The class laughed. “I know, it’s funny,” said Professor Potter, “but it was a very dangerous situation, and it worked. Just remember – whatever works.”
Amy had been paired with Addie. He was winning easily, stepping back as she tried to reach him from her chair. But then, as he stepped a little closer, waving his chopstick, she suddenly accelerated her chair at him, knocking him flat to the floor.
“Gently there!” called Professor Creevy. “Now, shall we change over? Whoever had the wand hand it over to your opponent and you have a go.”
“That’s those of you who haven’t broke it,” he added, winking at Alex.
Alex was annoyed to find that Sophie was very quick and surprisingly strong. She twice managed to snatch the chopstick from his hand, making a point of handing it back undamaged.
After a few minutes Alex had managed to cast his imaginary spell about as often as Sophie had disarmed him. He was aching slightly, but didn’t want to tell Sophie so.
“Alex – can we pause momentarily?” said Sophie. “I had not realised that magical study would involve this degree of physical exertion.”
Alex nodded. “If you like.” He looked around again.
He noticed that Professor Creevy was now facing Amy, giving her hints as to the best way to protect herself from attack.
“Now then, let’s have another go. You’re the evil wizard, remember,” said Professor Creevy.
Amy reached for her chopstick with her right hand and at the same time, used her left to pivot her chair. As Professor Creevy reached towards her, she raised her chopstick over her head and shouted “Goblipurpleboggle!”
There was a loud bang, a flash of blue light, and Professor Creevy was lying on his back, a dazed look on his face. Amy stared at the chopstick, looking astonished.
“Amy? Did you take out your real wand? No, I see you didn’t. Are you all right, Professor?” Harry helped Professor Creevy to his feet.

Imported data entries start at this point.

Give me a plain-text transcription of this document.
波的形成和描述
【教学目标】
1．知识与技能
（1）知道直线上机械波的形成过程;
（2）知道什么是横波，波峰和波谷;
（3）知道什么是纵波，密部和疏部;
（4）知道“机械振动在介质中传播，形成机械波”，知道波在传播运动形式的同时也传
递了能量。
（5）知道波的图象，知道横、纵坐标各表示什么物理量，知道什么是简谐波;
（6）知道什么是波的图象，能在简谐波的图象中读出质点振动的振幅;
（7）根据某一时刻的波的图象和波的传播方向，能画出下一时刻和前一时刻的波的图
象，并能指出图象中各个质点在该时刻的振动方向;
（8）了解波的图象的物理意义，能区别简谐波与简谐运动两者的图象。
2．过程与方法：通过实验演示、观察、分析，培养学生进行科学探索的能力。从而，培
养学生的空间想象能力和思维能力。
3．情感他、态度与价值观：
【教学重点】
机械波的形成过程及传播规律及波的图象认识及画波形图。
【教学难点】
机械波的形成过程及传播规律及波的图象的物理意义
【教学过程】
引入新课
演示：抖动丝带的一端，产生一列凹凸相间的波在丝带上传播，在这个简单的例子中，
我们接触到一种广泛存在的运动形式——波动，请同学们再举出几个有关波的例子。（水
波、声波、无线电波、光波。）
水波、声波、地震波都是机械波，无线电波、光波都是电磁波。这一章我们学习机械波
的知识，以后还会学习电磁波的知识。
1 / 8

“What was that, then?” asked Professor Creevy.
“Er… I don’t know,” said Harry. “I’ve never seen anything like that before.”
“I didn’t… I mean…,” began Amy.
“I know. Don’t worry, it’s fine,” said Harry. “OK, people, that’ll do for today. You can clean yourselves up a bit before your next class.”

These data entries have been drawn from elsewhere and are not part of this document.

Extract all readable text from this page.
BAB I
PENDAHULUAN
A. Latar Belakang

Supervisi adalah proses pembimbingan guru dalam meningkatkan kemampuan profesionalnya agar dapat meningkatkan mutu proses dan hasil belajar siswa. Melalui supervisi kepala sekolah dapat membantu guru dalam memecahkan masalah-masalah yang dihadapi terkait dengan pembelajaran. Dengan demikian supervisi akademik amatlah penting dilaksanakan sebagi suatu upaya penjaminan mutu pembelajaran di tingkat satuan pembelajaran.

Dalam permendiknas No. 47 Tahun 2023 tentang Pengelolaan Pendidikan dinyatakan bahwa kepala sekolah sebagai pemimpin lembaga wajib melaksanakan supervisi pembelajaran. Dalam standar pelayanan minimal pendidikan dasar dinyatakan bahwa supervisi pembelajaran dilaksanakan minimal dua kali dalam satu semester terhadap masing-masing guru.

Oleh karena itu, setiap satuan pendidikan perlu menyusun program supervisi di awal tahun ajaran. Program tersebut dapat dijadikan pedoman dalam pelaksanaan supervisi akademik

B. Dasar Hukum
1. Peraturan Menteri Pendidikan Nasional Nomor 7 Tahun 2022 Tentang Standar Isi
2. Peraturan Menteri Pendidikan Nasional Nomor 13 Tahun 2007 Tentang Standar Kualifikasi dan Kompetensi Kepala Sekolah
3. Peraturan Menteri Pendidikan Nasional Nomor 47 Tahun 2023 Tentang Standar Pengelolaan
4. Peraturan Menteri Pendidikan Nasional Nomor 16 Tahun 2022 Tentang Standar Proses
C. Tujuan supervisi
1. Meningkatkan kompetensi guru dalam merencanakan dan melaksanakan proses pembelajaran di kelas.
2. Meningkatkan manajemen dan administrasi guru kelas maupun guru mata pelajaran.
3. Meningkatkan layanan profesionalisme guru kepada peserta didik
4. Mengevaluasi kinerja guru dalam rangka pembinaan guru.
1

He turned to Amy. “Amy, can you hang on for a moment. Nothing to worry about.”
“I’ll be off too,” said Professor Creevy. “I’ve to teach some fifth years about the London Underground. Well done Amy, good blocking.”
“Weren’t you going to…” began Harry.
“Oh, yes, thank you Professor Potter. Now, listen up all of you. This is Professor Potter’s class, and he’ll be teaching all sorts, not just this kind of thing. But if any of you liked what you were doing today, we’ll be having a few sessions out on the grass where you can fall over safely and not hurt y’selves. Let me know if any of you are interested.”

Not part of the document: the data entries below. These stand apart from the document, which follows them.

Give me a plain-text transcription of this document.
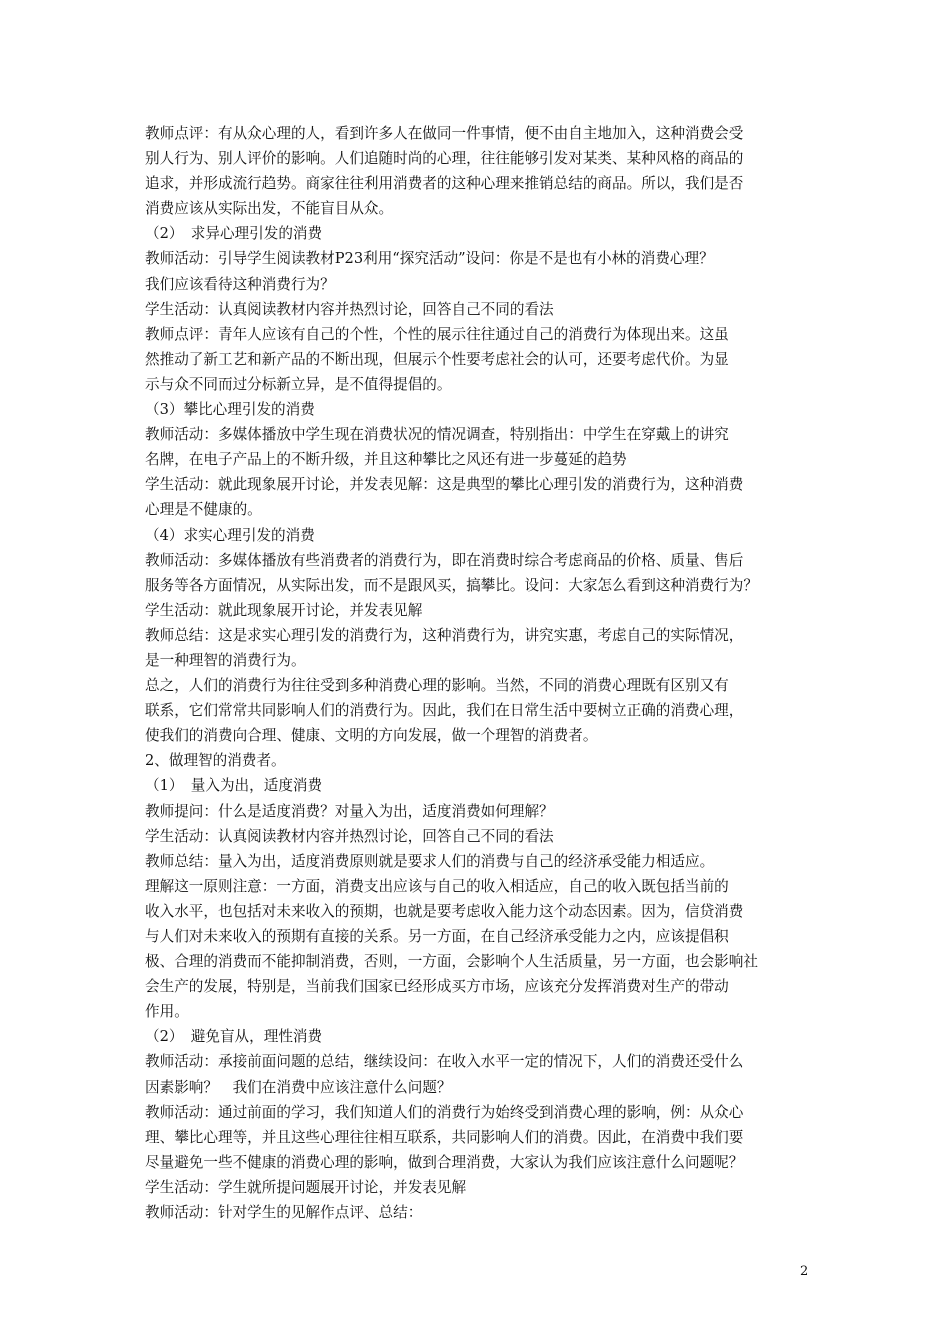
教师点评：有从众心理的人，看到许多人在做同一件事情，便不由自主地加入，这种消费会受
别人行为、别人评价的影响。人们追随时尚的心理，往往能够引发对某类、某种风格的商品的
追求，并形成流行趋势。商家往往利用消费者的这种心理来推销总结的商品。所以，我们是否
消费应该从实际出发，不能盲目从众。
（2）　求异心理引发的消费
教师活动：引导学生阅读教材P23利用“探究活动”设问：你是不是也有小林的消费心理？
我们应该看待这种消费行为？
学生活动：认真阅读教材内容并热烈讨论，回答自己不同的看法
教师点评：青年人应该有自己的个性，个性的展示往往通过自己的消费行为体现出来。这虽
然推动了新工艺和新产品的不断出现，但展示个性要考虑社会的认可，还要考虑代价。为显
示与众不同而过分标新立异，是不值得提倡的。
（3）攀比心理引发的消费
教师活动：多媒体播放中学生现在消费状况的情况调查，特别指出：中学生在穿戴上的讲究
名牌，在电子产品上的不断升级，并且这种攀比之风还有进一步蔓延的趋势
学生活动：就此现象展开讨论，并发表见解：这是典型的攀比心理引发的消费行为，这种消费
心理是不健康的。
（4）求实心理引发的消费
教师活动：多媒体播放有些消费者的消费行为，即在消费时综合考虑商品的价格、质量、售后
服务等各方面情况，从实际出发，而不是跟风买，搞攀比。设问：大家怎么看到这种消费行为？
学生活动：就此现象展开讨论，并发表见解
教师总结：这是求实心理引发的消费行为，这种消费行为，讲究实惠，考虑自己的实际情况，
是一种理智的消费行为。
总之，人们的消费行为往往受到多种消费心理的影响。当然，不同的消费心理既有区别又有
联系，它们常常共同影响人们的消费行为。因此，我们在日常生活中要树立正确的消费心理，
使我们的消费向合理、健康、文明的方向发展，做一个理智的消费者。
2、做理智的消费者。
（1）　量入为出，适度消费
教师提问：什么是适度消费？对量入为出，适度消费如何理解？
学生活动：认真阅读教材内容并热烈讨论，回答自己不同的看法
教师总结：量入为出，适度消费原则就是要求人们的消费与自己的经济承受能力相适应。
理解这一原则注意：一方面，消费支出应该与自己的收入相适应，自己的收入既包括当前的
收入水平，也包括对未来收入的预期，也就是要考虑收入能力这个动态因素。因为，信贷消费
与人们对未来收入的预期有直接的关系。另一方面，在自己经济承受能力之内，应该提倡积
极、合理的消费而不能抑制消费，否则，一方面，会影响个人生活质量，另一方面，也会影响社
会生产的发展，特别是，当前我们国家已经形成买方市场，应该充分发挥消费对生产的带动
作用。
（2）　避免盲从，理性消费
教师活动：承接前面问题的总结，继续设问：在收入水平一定的情况下，人们的消费还受什么
因素影响？　我们在消费中应该注意什么问题？
教师活动：通过前面的学习，我们知道人们的消费行为始终受到消费心理的影响，例：从众心
理、攀比心理等，并且这些心理往往相互联系，共同影响人们的消费。因此，在消费中我们要
尽量避免一些不健康的消费心理的影响，做到合理消费，大家认为我们应该注意什么问题呢？
学生活动：学生就所提问题展开讨论，并发表见解
教师活动：针对学生的见解作点评、总结：
2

He walked off, a little stiffly.
When everyone had left, Harry crouched down beside Amy. “Well, that was interesting. Do you have any idea what you did there?”
Amy shook her head. “I just had this vague idea of casting a spell, and shouted some nonsense words. And then, I don’t know, I could feel something welling up in me. Is that usual? No, I can see that it isn’t. I’m terribly sorry.”
Harry shook his head. “Don’t be. I’ve no idea what this all means, but learning to do magic is what you’re here for. Even if we didn’t plan to do any today. I tell you what – I’ll have a word with Professor McGonagall, and we’ll see if you need special coaching.”
“Oh, that would be nice. I was afraid that you might be sending me away, or locking me up in Azkaban.”
Harry smiled ruefully. “If you knew the people who ought to be there who aren’t…”
“Professor – may I go now? My friends are waiting for me outside. I need assistance to get from classroom to classroom, you see?”
Harry looked thoughtful. “It’s very kind of them to help you, but would you rather be able to get around by yourself?”
“Oh, much rather,” said Amy fervently. “The castle is not especially wheelchair friendly, I’m afraid.”
“Maybe we can do something about that. Off you go, Amy. We’ll talk later.”